Pornography addicts have a more difficult time recovering from their addiction than cocaine addicts, because coke users can get the drug out of their system, but pornographic images stay in the brain forever, Layden said.

 

 

Jeffrey Satinover, a psychiatrist and advisor to the National Association for Research and Therapy of Homosexuality echoed Layden’s concern about the Internet and the somatic effects of pornography.

 

 

“Pornography really does, unlike other addictions, biologically cause direct release of the most perfect addictive substance,” Satinover said. “That is, it causes masturbation, which causes release of the naturally occurring opioids. It does what heroin can’t do, in effect.”

 

 

The Internet is dangerous because it removes the inefficiency in the delivery of pornography, making porn much more ubiquitous than in the days when guys in trench coats would sell nudie postcards, Satinover said.

 

 

Sen. Sam Brownback (R-Kansas), the subcommittee’s chairman, called the hearing the most disturbing one he’d ever seen in the Senate. Brownback said porn was ubiquitous now, compared to when he was growing up and “some guy would sneak a magazine in somewhere and show some of us, but you had to find him at the right time.”

 

 

The hearing came just days after a controversy over a sexually suggestive Monday Night Football ad that has many foreseeing a crackdown on indecency by the Federal Communications Commission.

 

 

It is unclear what the consequences of Thursday’s hearing will be as it was not connected to any pending or proposed legislation. Brownback, a conservative Christian, is also scheduled to be rotated off the sub-committee in the next session. When Brownback asked the panelists for suggestions about what should be done, the responses were mild, considering their earlier indictment of pornography. Several suggested that federal money be allocated to fund brain-mapping studies into the physical effects of pornography.

 

 

Judith Reisman of the California Protective Parents Association suggested that more study of “erototoxins” could show how pornography is not speech-protected under the First Amendment.

 

 

The panelists all agreed that the government should fund health campaigns to educate the public about the dangers of pornography.
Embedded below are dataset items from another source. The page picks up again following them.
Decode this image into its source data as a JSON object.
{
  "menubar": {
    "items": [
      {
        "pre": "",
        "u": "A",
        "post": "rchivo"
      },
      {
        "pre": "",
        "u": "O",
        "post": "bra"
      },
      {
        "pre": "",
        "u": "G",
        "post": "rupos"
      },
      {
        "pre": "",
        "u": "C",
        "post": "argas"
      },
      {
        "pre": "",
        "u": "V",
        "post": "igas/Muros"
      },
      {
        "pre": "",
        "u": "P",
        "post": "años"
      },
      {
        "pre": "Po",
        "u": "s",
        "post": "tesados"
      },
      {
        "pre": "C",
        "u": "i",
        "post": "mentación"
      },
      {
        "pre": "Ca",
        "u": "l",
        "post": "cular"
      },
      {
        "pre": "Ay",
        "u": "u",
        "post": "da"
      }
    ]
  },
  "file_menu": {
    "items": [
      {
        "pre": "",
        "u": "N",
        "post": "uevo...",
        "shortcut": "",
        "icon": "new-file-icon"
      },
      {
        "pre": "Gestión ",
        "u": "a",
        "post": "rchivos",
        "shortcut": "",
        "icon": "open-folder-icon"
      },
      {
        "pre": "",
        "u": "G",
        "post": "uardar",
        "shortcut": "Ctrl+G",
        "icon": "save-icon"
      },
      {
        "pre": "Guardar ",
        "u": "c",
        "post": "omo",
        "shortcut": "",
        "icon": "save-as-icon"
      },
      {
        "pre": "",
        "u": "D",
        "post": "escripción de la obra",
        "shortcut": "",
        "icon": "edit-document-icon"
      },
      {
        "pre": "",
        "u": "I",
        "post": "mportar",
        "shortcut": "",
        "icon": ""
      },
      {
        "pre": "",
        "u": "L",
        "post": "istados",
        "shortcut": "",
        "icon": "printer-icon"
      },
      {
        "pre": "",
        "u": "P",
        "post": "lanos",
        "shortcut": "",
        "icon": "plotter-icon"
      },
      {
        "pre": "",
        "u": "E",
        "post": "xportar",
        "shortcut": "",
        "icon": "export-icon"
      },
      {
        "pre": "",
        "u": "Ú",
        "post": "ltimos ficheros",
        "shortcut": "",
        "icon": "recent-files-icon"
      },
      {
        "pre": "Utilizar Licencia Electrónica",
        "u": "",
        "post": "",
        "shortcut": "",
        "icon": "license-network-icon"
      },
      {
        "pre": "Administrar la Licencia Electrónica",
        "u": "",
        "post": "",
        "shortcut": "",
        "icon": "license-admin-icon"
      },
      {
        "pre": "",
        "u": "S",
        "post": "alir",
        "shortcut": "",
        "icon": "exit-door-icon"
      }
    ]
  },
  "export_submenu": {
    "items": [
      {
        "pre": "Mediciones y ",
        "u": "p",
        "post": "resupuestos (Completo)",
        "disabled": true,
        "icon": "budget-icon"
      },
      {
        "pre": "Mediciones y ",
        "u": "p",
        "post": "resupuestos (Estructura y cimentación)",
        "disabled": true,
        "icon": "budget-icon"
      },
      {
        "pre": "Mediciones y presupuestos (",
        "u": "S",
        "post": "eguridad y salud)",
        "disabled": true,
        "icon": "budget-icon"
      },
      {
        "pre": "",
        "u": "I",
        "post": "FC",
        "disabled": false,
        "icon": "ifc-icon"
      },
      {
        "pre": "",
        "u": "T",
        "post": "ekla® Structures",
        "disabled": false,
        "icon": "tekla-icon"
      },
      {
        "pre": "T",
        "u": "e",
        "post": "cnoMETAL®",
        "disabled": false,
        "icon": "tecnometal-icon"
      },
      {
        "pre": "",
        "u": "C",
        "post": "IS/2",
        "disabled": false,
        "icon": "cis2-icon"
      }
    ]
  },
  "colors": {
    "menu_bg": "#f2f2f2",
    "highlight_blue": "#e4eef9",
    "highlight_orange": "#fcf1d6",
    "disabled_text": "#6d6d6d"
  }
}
The campaign should combat the messages of pornography by putting signs on buses saying sex with children is not OK, said Layden.

 

 

However, as the panelists themselves acknowledged, there is no consensus among mental health professionals about the dangers of porn or the use of the term “pornography addiction.” Many psychologists and most sexologists find the concepts of sex and pornography addiction problematic, said Carol Queen, staff sexologist for the San Francisco-based, woman-owned Good Vibrations. Queen questioned the validity of the panel for not including anyone who thinks “pornography is not particularly problematic in most people’s lives.”

 

 

Queen acknowledges she can name people who have compulsive and destructive behavior centered on pornography, but argues that can happen with other activities, such as gambling and shopping. Queen also criticized the methodology behind research showing that pornography stimulates the brain like drugs do, saying the research needs to take into account how sex itself stimulates the brain. “There’s no doubt the brain lights up when sexually aroused,” Queen said.

 

 

Queen, too, would like to see more money devoted to research on sex, but thinks it is unlikely that researchers on either side of the divide are likely to receive large grants any time soon. Studies intended to show the harmful effects of pornography must contend with ethical rules prohibiting harm to human subjects, while sex researchers have a hard time getting any funding, unless their study is specifically HIV-related, according to Queen.